Originally Posted By: paul

you state that the momentum moves the pipe , and you obviously are talking about the momentum of the air in the pipe , and then you state that at the same time the air
is stopping the pipe.

Yes, the air both starts it and stops it, not at the same time of course because each air molecule takes some time to slow down.


I cant understand your reasoning that the pipe will stop?

if you dont mind could you explain at which point the pipe
looses all momentum and stops?

I'll simplify it to be a gun instead of a rocket, and it's fixed to the front of the pipe, pointing backwards.

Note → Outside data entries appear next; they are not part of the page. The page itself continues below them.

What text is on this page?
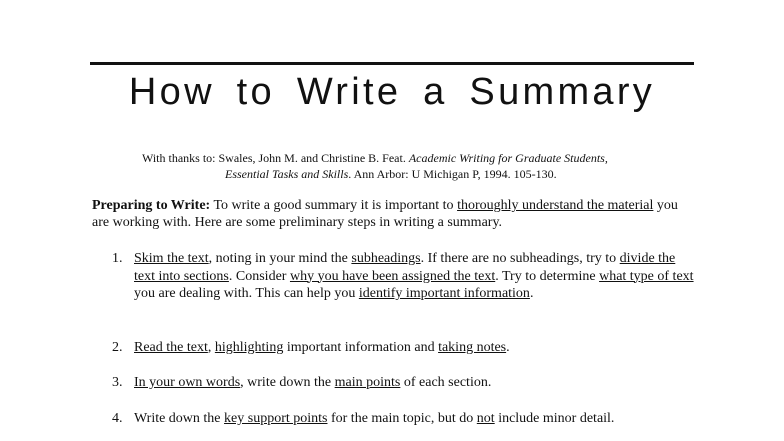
How to Write a Summary
With thanks to: Swales, John M. and Christine B. Feat. Academic Writing for Graduate Students,
Essential Tasks and Skills. Ann Arbor: U Michigan P, 1994. 105-130.

Preparing to Write: To write a good summary it is important to thoroughly understand the material you are working with. Here are some preliminary steps in writing a summary.

1. Skim the text, noting in your mind the subheadings. If there are no subheadings, try to divide the text into sections. Consider why you have been assigned the text. Try to determine what type of text you are dealing with. This can help you identify important information.
2. Read the text, highlighting important information and taking notes.
3. In your own words, write down the main points of each section.
4. Write down the key support points for the main topic, but do not include minor detail.
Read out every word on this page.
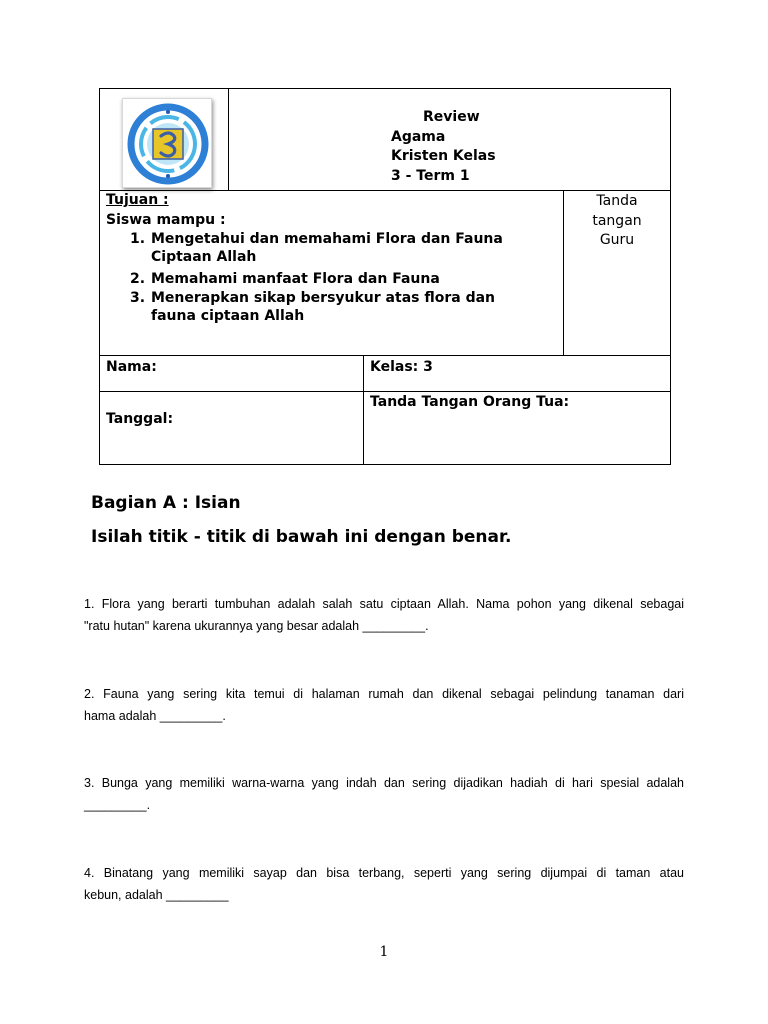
Review
Agama
Kristen Kelas
3 - Term 1
Tujuan :
Siswa mampu :
1. Mengetahui dan memahami Flora dan Fauna Ciptaan Allah
2. Memahami manfaat Flora dan Fauna
3. Menerapkan sikap bersyukur atas flora dan fauna ciptaan Allah
Tanda
tangan
Guru
Nama:	Kelas: 3
Tanggal:
Tanda Tangan Orang Tua:
Bagian A : Isian
Isilah titik - titik di bawah ini dengan benar.
1. Flora yang berarti tumbuhan adalah salah satu ciptaan Allah. Nama pohon yang dikenal sebagai
"ratu hutan" karena ukurannya yang besar adalah _________.
2. Fauna yang sering kita temui di halaman rumah dan dikenal sebagai pelindung tanaman dari
hama adalah _________.
3. Bunga yang memiliki warna-warna yang indah dan sering dijadikan hadiah di hari spesial adalah
_________.
4. Binatang yang memiliki sayap dan bisa terbang, seperti yang sering dijumpai di taman atau
kebun, adalah _________
1
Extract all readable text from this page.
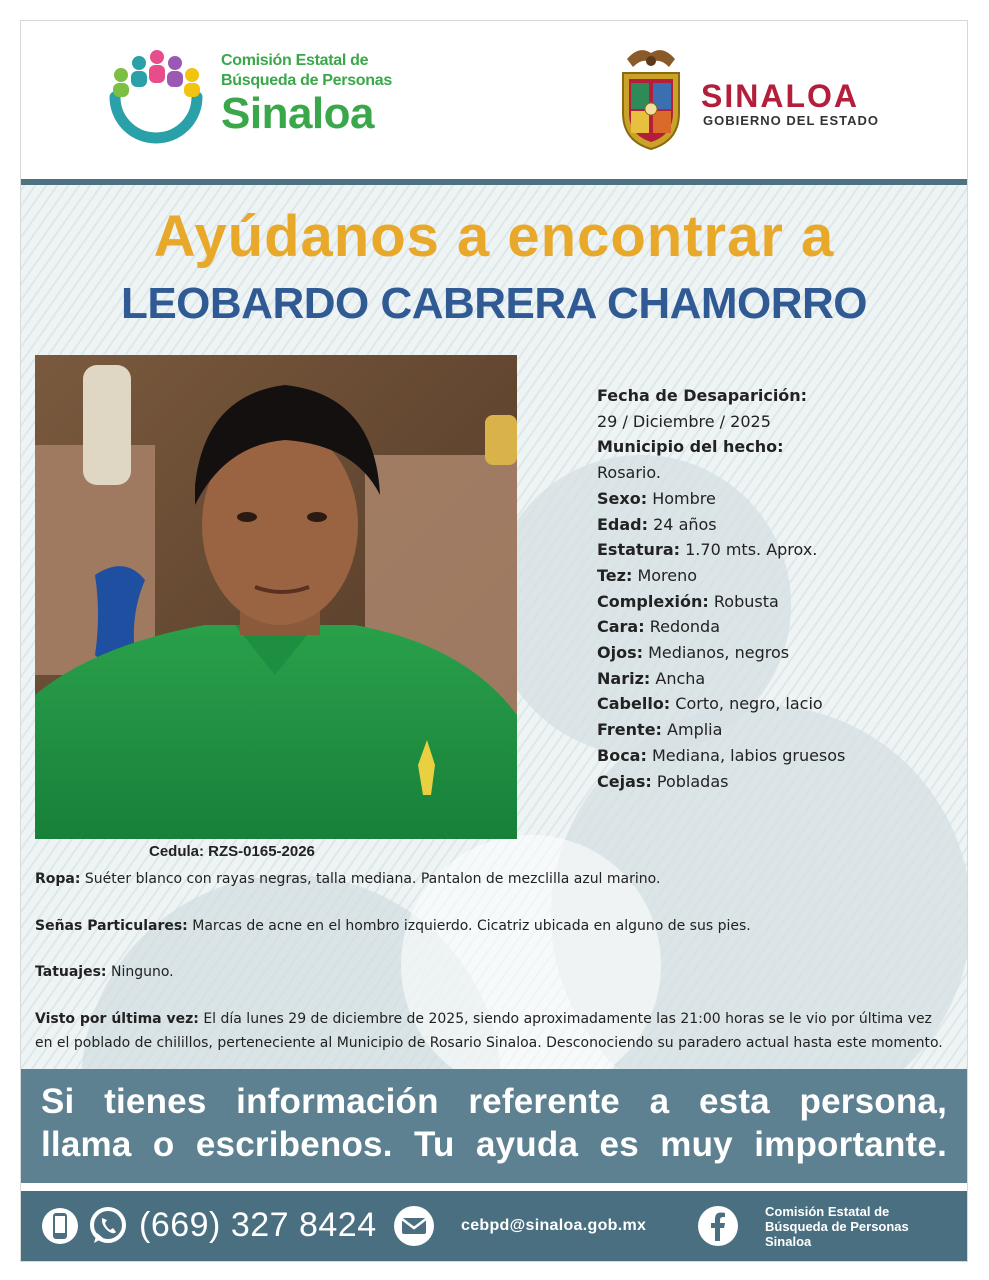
Comisión Estatal de
Búsqueda de Personas
Sinaloa	SINALOA
GOBIERNO DEL ESTADO
Ayúdanos a encontrar a
LEOBARDO CABRERA CHAMORRO
Cedula: RZS-0165-2026
Fecha de Desaparición:
29 / Diciembre / 2025
Municipio del hecho:
Rosario.
Sexo: Hombre
Edad: 24 años
Estatura: 1.70 mts. Aprox.
Tez: Moreno
Complexión: Robusta
Cara: Redonda
Ojos: Medianos, negros
Nariz: Ancha
Cabello: Corto, negro, lacio
Frente: Amplia
Boca: Mediana, labios gruesos
Cejas: Pobladas
Ropa: Suéter blanco con rayas negras, talla mediana. Pantalon de mezclilla azul marino.
Señas Particulares: Marcas de acne en el hombro izquierdo. Cicatriz ubicada en alguno de sus pies.
Tatuajes: Ninguno.
Visto por última vez: El día lunes 29 de diciembre de 2025, siendo aproximadamente las 21:00 horas se le vio por última vez en el poblado de chilillos, perteneciente al Municipio de Rosario Sinaloa. Desconociendo su paradero actual hasta este momento.
Si tienes información referente a esta persona,
llama o escribenos. Tu ayuda es muy importante.
(669) 327 8424	cebpd@sinaloa.gob.mx
Comisión Estatal de
Búsqueda de Personas
Sinaloa
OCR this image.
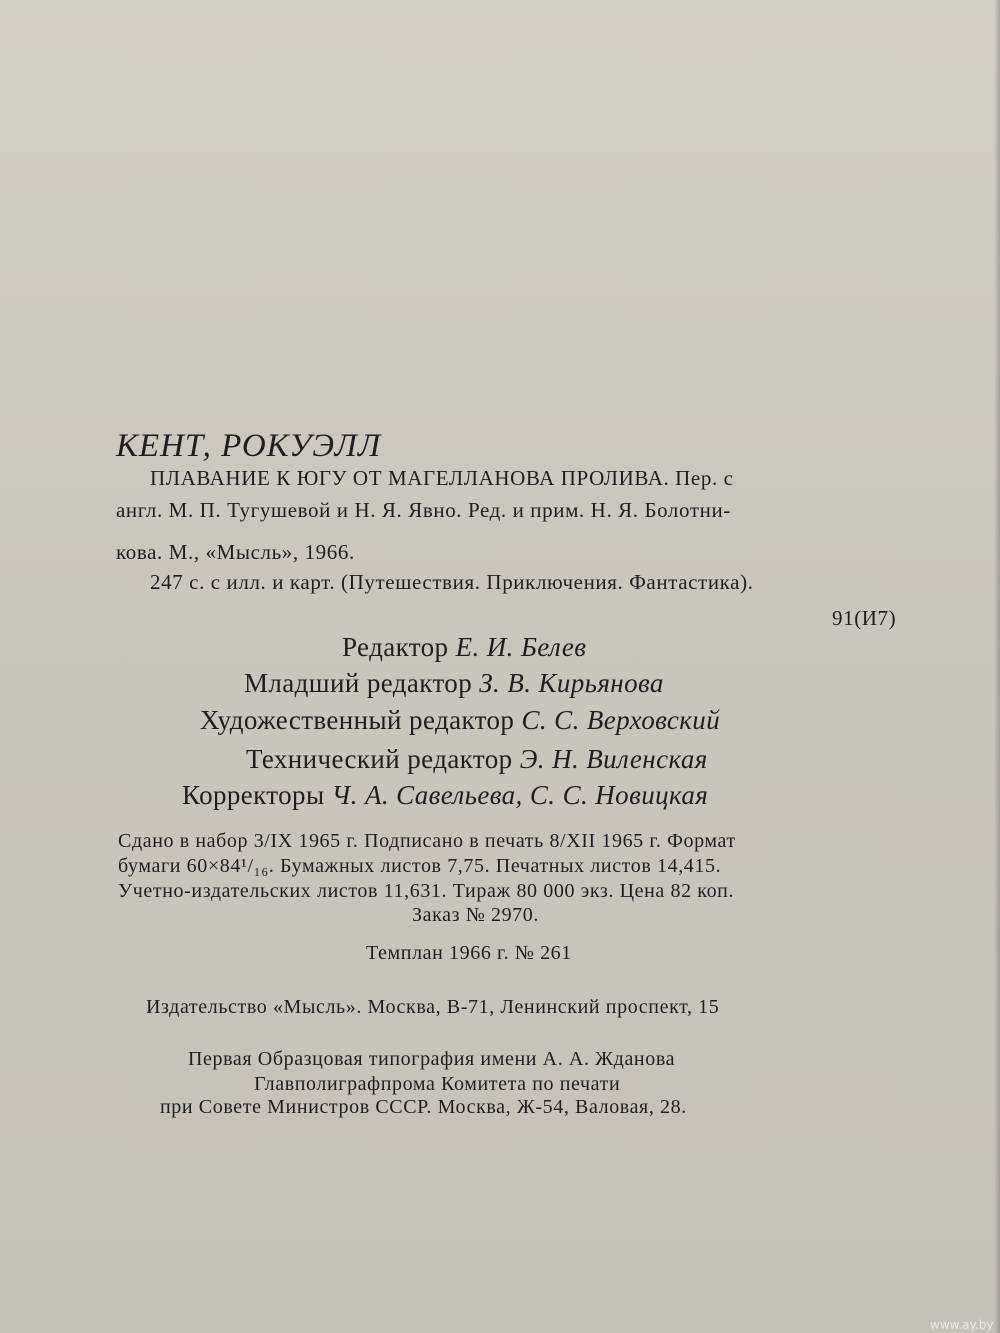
КЕНТ, РОКУЭЛЛ
ПЛАВАНИЕ К ЮГУ ОТ МАГЕЛЛАНОВА ПРОЛИВА. Пер. с
англ. М. П. Тугушевой и Н. Я. Явно. Ред. и прим. Н. Я. Болотни-
кова. М., «Мысль», 1966.
247 с. с илл. и карт. (Путешествия. Приключения. Фантастика).
91(И7)
Редактор Е. И. Белев
Младший редактор З. В. Кирьянова
Художественный редактор С. С. Верховский
Технический редактор Э. Н. Виленская
Корректоры Ч. А. Савельева, С. С. Новицкая
Сдано в набор 3/IX 1965 г. Подписано в печать 8/XII 1965 г. Формат
бумаги 60×84¹/₁₆. Бумажных листов 7,75. Печатных листов 14,415.
Учетно-издательских листов 11,631. Тираж 80 000 экз. Цена 82 коп.
Заказ № 2970.
Темплан 1966 г. № 261
Издательство «Мысль». Москва, В-71, Ленинский проспект, 15
Первая Образцовая типография имени А. А. Жданова
Главполиграфпрома Комитета по печати
при Совете Министров СССР. Москва, Ж-54, Валовая, 28.
www.ay.by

You fire the gun, and it gives momentum -p1 to the bullet. At the same time it gives momentum p1 to the gun and pipe. Exactly the same as recoil in a normal gun.

Clearly the pipe's now moving because it has momentum p1.

Eventually the back end of the pipe and the bullet collide, and the bullet becomes embedded in the back of the pipe. They were travelling in opposite directions, with zero total momentum (-p1 + p1 = 0). Now they're a single solid object with the same total momentum - 0.

The pipe has 0 momentum and has therefore stopped moving.

Please let me know if you think:

- Using a bullet analogy is a good enough idealization whether my explanation is correct or not.

- You agree with it but think it differs too much from the air jet case.